真偽を確かめたいところなんだが、なかなか容易じゃない」
「何しろ、会員以外には公開されてないですからね」
玄鳥が後を引き継いで言った。
「会員になるには、厳重な審査があるし……メンバーの俺たちが潜り込んでの内部調査も難しい」
「警察に頼んじゃえば?」
「それも噂程度では無理だよ。ことを荒だてるのは得策じゃないし……」
「そっか……」
静まりかえった部屋にチュルチュルと、万楼がすするジュースの音だけが響いた。
その沈黙を破ったのは、有砂だった。
「……お嬢に協力してもらったらどうや?」
四人はほぼ同時に有砂に視線を向けた。
「よっちん、それどゆコト?」
代表するようにたずねる蝉。
「言った通りの意味やけど?」
「つまり、あれか?」
今度は紅朱が口を開いた。
「日向子をスパイとして入会させて、内部調査するってことか?」
「それは難しいですよ」
玄鳥が言った。
「入会審査は本当に徹底していて、素性を隠すのはほとんど不可能と言っていいでしょう。

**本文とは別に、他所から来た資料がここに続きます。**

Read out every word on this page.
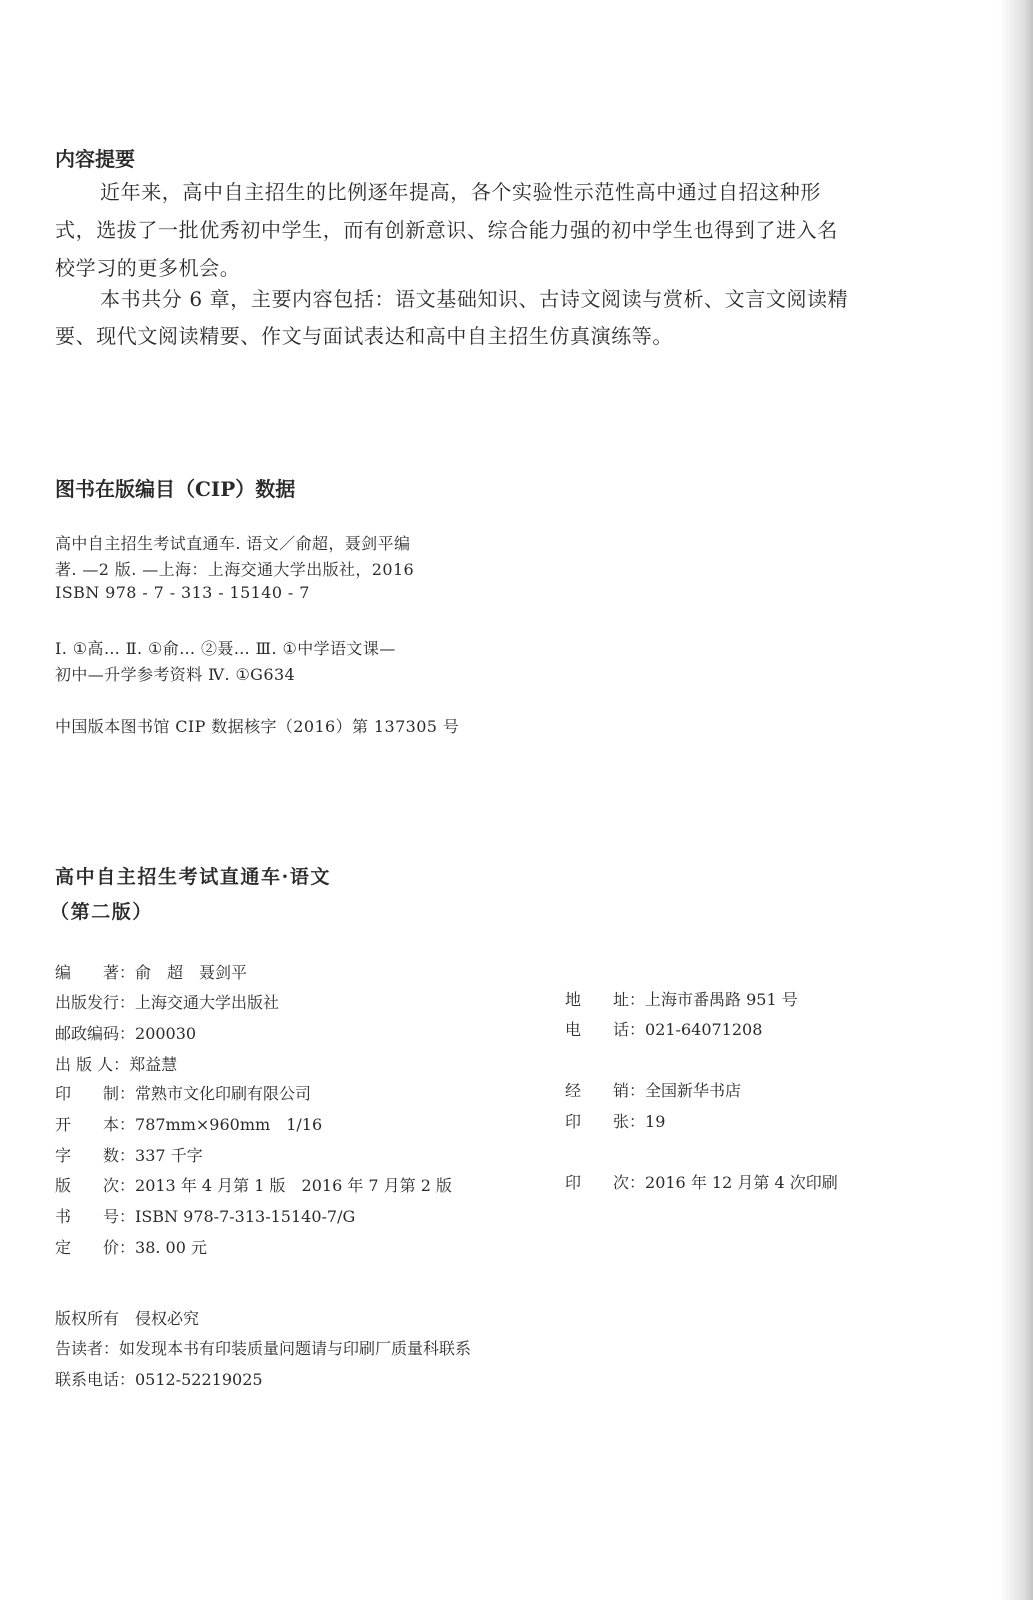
内容提要
近年来，高中自主招生的比例逐年提高，各个实验性示范性高中通过自招这种形
式，选拔了一批优秀初中学生，而有创新意识、综合能力强的初中学生也得到了进入名
校学习的更多机会。
本书共分 6 章，主要内容包括：语文基础知识、古诗文阅读与赏析、文言文阅读精
要、现代文阅读精要、作文与面试表达和高中自主招生仿真演练等。
图书在版编目（CIP）数据
高中自主招生考试直通车. 语文／俞超，聂剑平编
著. —2 版. —上海：上海交通大学出版社，2016
ISBN 978 - 7 - 313 - 15140 - 7
Ⅰ. ①高… Ⅱ. ①俞… ②聂… Ⅲ. ①中学语文课—
初中—升学参考资料 Ⅳ. ①G634
中国版本图书馆 CIP 数据核字（2016）第 137305 号
高中自主招生考试直通车·语文
（第二版）
编　　著：俞　超　聂剑平
出版发行：上海交通大学出版社
邮政编码：200030
出 版 人：郑益慧
印　　制：常熟市文化印刷有限公司
开　　本：787mm×960mm　1/16
字　　数：337 千字
版　　次：2013 年 4 月第 1 版　2016 年 7 月第 2 版
书　　号：ISBN 978-7-313-15140-7/G
定　　价：38. 00 元
地　　址：上海市番禺路 951 号
电　　话：021-64071208
经　　销：全国新华书店
印　　张：19
印　　次：2016 年 12 月第 4 次印刷
版权所有　侵权必究
告读者：如发现本书有印装质量问题请与印刷厂质量科联系
联系电话：0512-52219025
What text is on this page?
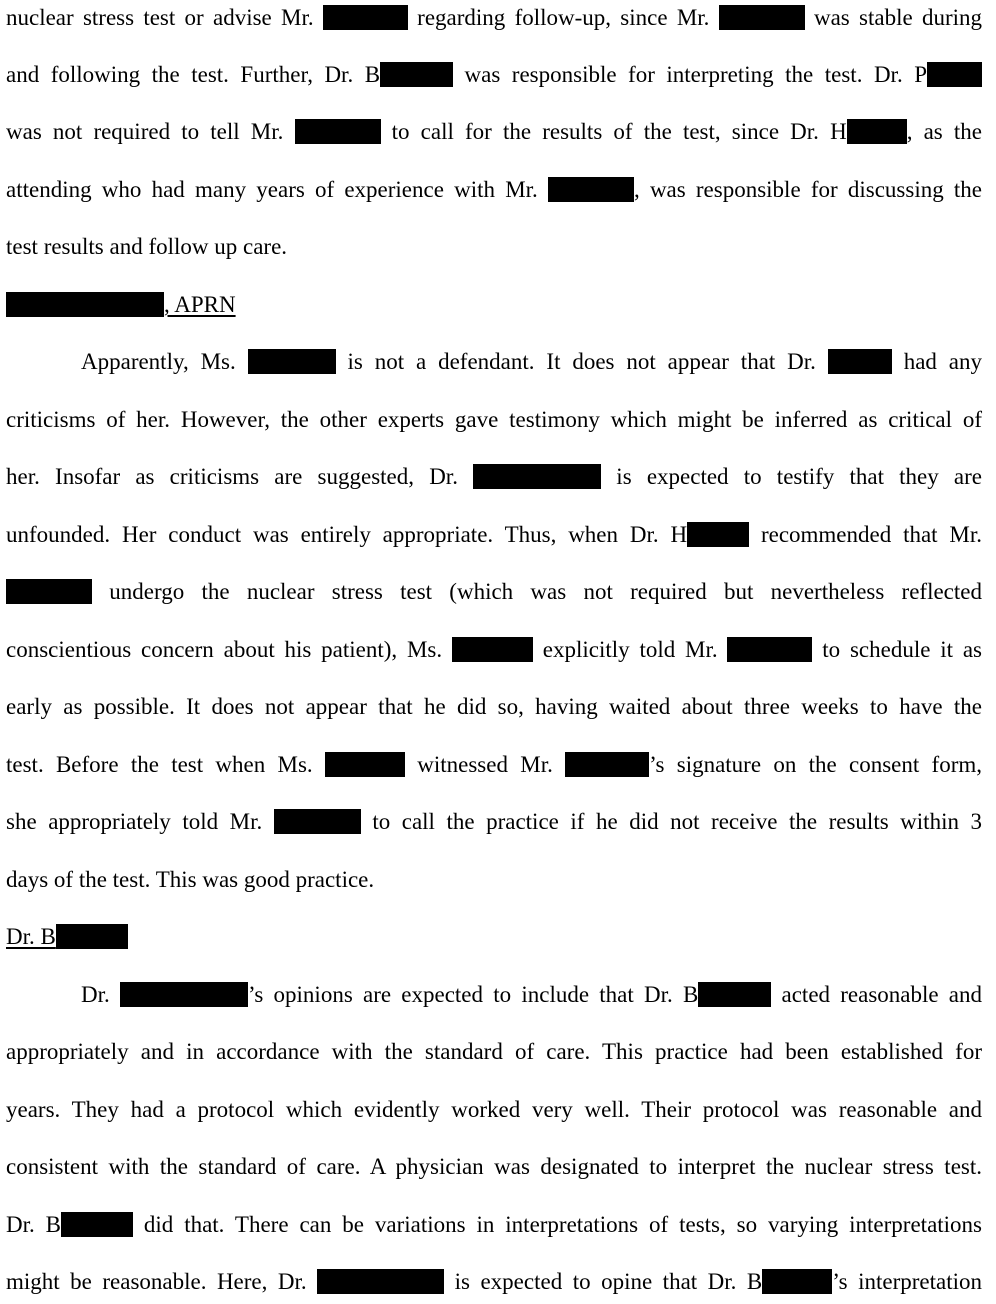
nuclear stress test or advise Mr.	regarding follow-up, since Mr.	was stable during
and following the test. Further, Dr. B	was responsible for interpreting the test. Dr. P
was not required to tell Mr.	to call for the results of the test, since Dr. H	, as the
attending who had many years of experience with Mr.	, was responsible for discussing the
test results and follow up care.
, APRN
Apparently, Ms.	is not a defendant. It does not appear that Dr.	had any
criticisms of her. However, the other experts gave testimony which might be inferred as critical of
her. Insofar as criticisms are suggested, Dr.	is expected to testify that they are
unfounded. Her conduct was entirely appropriate. Thus, when Dr. H	recommended that Mr.
undergo the nuclear stress test (which was not required but nevertheless reflected
conscientious concern about his patient), Ms.	explicitly told Mr.	to schedule it as
early as possible. It does not appear that he did so, having waited about three weeks to have the
test. Before the test when Ms.	witnessed Mr.	’s signature on the consent form,
she appropriately told Mr.	to call the practice if he did not receive the results within 3
days of the test. This was good practice.
Dr. B
Dr.	’s opinions are expected to include that Dr. B	acted reasonable and
appropriately and in accordance with the standard of care. This practice had been established for
years. They had a protocol which evidently worked very well. Their protocol was reasonable and
consistent with the standard of care. A physician was designated to interpret the nuclear stress test.
Dr. B	did that. There can be variations in interpretations of tests, so varying interpretations
might be reasonable. Here, Dr.	is expected to opine that Dr. B	’s interpretation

日向子さんはマスコミ関係者ですから、警戒されて審査を通らないに決まってます」
「……別に、内部に潜入せんでもええ方法があるやろ?」
「有砂、そんなもったいぶった言い方しないで教えてよ」
万楼がしびれをきらしたように訴える。他の三人も全く同じ心境だった。
有砂は、答えた。
「ターゲットになればええやろ」
「ターゲット?」
万楼は目を丸くする。
紅朱もいぶかしげに問う。
「……日向子を粛清会議にかけさせるように仕向けるってのか?」
「いくらなんでもそれは……」
玄鳥が口を挟む。
「日向子さんを危険な目に遭わせることになりかねないでしょう?
とてもじゃないけど俺は賛成できません」
「同意、同意!」
蝉は元気よく挙手する。
「日向子ちゃんを巻き込むなんてダメに決まってんじゃん!」
「反対するんやったら代替案を出したらどうや?」
有砂はさらりと切り返す。
4人は思わず沈黙した。
今度はジュースをすする音すらしない静けさが広がった。
結局、結論を保留にしたままその日の緊急ミーティングは解散となった。
「あのさぁ」
マンションに帰った後。コーヒーをいれるためにケトルを火にかける有砂に向かい、「オフ」モードになった蝉は言った。
「……よくわかんないんだケド」
「何が」
「よっちんさ……うちのお嬢様に、おれの替わりに運転手やりたいって話、マジでしたっしょ?」
「……した。誰かさんのせいで無理そうやけどな」
「それは当たり前! ……ケド、よっちんさ……こないだの一件以来、結構あの子と話したりするようになったじゃん?
おれ的にはうまくいってるんだな、って思ったワケよ。変な意味じゃなくてさ」
「……で?」
「……あの子をターゲットにしよう、なんてなんで言うの??」
どこか責めるような口調になっているのを自覚していたが、仕方がないと思った。
有砂は顔色一つ変えない。
「……バンドのメンバーとしても合理的な判断をしただけやろ。
そして、仮にお嬢が危ない目におおたとしたら、それを守るんはジブンの仕事ちゃうんか?」
「それはっ……そうだケド……」
「守りきる自信がないんやったら、偉そうに監視役を気取るのはやめるんやな……鬱陶しいだけや」
「……よっちん……」
蝉は、動揺していた。
「……ジブンは、heliodorのメンバーとしても、お嬢の世話役としても、釘宮の後継としても……中途半端やな」
つきつけられた言葉は、鋭く胸に突き刺さった。